Fasilitas untuk merawat barang sitaan juga tak kalah canggih. Terdapat mesin pencuci kendaraan otomatis yang dapat membersihkan roda empat hanya dengan satu kali pijatan tombol.
Suhu udara dan tingkat kelembaban di tiap-tiap ruangan diatur sedemikian rupa agar barang-barang yang masuk ke dalam kategori Luxury Goods tidak berjamur dan mengalami kerusakan.
Berbagai upaya dan perlakuan terhadap barang sitaan hasil korupsi di Rupbasan KPK, berkorelasi dengan raihan jumlah aset dan kerugian keuangan negara yang berhasil dipulihkan, yakni sebesar Rp 739 miliar pada tahun 2024. Dari jumlah tersebut, Rp 43 miliar di antaranya berasal dari proses lelang melalui mekanisme Penerimaan Negara Bukan Pajak PNBP.
Optimalisasi peran Badan Pemulihan Aset Kejagung
Manifestasi dalam memeriangi tindak pidana korupsi saat ini mulai mengalami pergeseran dari pemberian hukuman kepada pelaku kejahatan, menjadi upaya untuk memulihkan aset negara yang hilang karena kejahatan rasuah.
Dengan merampas hasil kejahatan, maka para "pencuri berdasi" diharapkan akan hilang motivasi untuk melakukan perbuatannya, dan di saat yang bersamaan negara dapat kembali menguasai kekayaannya.
Kejaksaan Agung Republik Indonesia sebagai lembaga penegak hukum dan keadilan negara menyadari betul bahwa pemulihan aset menjadi strategi mutakhir untuk memberantas tindak pidana korupsi.
Untuk itu, Badan Pemulihan Aset (BPA) Kejaksaan Agung dibentuk sebagai bagian dari organ struktur Korps Adhyaksa sekaligus menjadi titik sentral dalam upaya mewujudkan penegakkan hukum yang berorientasi pada pemulihan keuangan serta perekonomian negara.
Berbekal Peraturan Presiden (PP) Nomor 15 tahun 2024 mengenai organisasi dan tata kerja Kejaksaan Republik Indonesia, BPA hadir dengan segala tugas dan wewenangnya dalam menyelenggarakan penelusuran, perampasan, dan pengembalian aset perolehan tindak pidana dan aset lainnya kepada negara.
"Keberadaan BPA ini menjadi sangat penting sebagai komitmen terhadap pemberantasan korupsi yang berorientasi pada pemulihan keuangan negara", kata Kepala Pusat Penerangan Hukum (Kapuspenkum) Kejaksaan Agung, Harli Siregar.
Dalam upaya memaksimalkan perannya, satuan kerja BPA mengakar hingga ke tingkat Kejaksaan Negeri di 49 wilayah melalui Gedung Pengelolaan Barang Bukti dan Barang Rampasan.
Pengelolaan aset di gedung tersebut dilakukan secara profesional, dirawat dengan ketelatenan oleh para pekerja terlatih, sehingga seluruh aset dipastikan dalam kondisi baik dan tidak mengalami penyusutan nilai.
Komitmen dan konsistensi BPA dalam merawat barang sitaan berbuah manis dan selaras dengan jumlah pengembalian kerugian keuangan negara yang cukup signifikan yakni sebesar Rp1,32 triliun pada tahun 2024.
Jumlah itu berasal dari berbagai mekanisme pengembalian di antaranya; lelang eksekusi, setoran uang tunai, penyelesaian uang pengganti, dan penjualan langsung.

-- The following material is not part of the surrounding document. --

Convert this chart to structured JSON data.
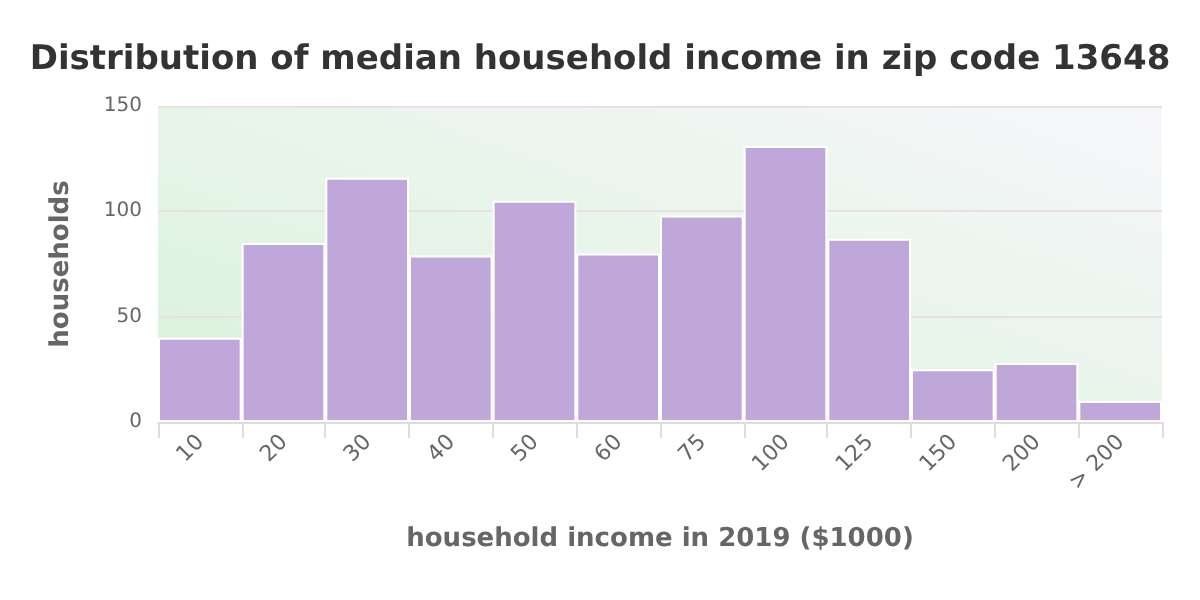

Sementara itu, hingga pertengahan tahun 2025 (bulan Mei) kerugian keuangan negara yang berhasil dikembalikan mencapai Rp600 miliar.
Pengembalian kerugian keuangan negara dari hasil korupsi tersebut diyakini akan semakin optimal, terlebih saat ini BPA Kejagung telah melakukan serah terima pengelolaan Rupbasan dari sebelumnya dikelola oleh Kementerian Imigrasi dan Pemasyarakatan (Imipas).
Dari 64 rupbasan yang akan diserahterimakan, saat ini baru 5 rupbasan yang pengelolaannya telah dialihkan ke Kejakaan, sementara 59 rupbasan lainnya akan beralih secara bertahap.
Pola baru berantas korupsi berbasis pemulihan kerugian negara
Oleh Moch Mardiansyah Al Afghani Minggu, 15 Juni 2025 15:46 WIB

Puluhan kendaraan roda empat hasil sitaan tindak pidana korupsi berjejer di Gedung Penyimpanan Baran Bukti dan Rampasan milik Kejaksaan Negeri Mojokerto, Jawa Timur. (Syahrudin)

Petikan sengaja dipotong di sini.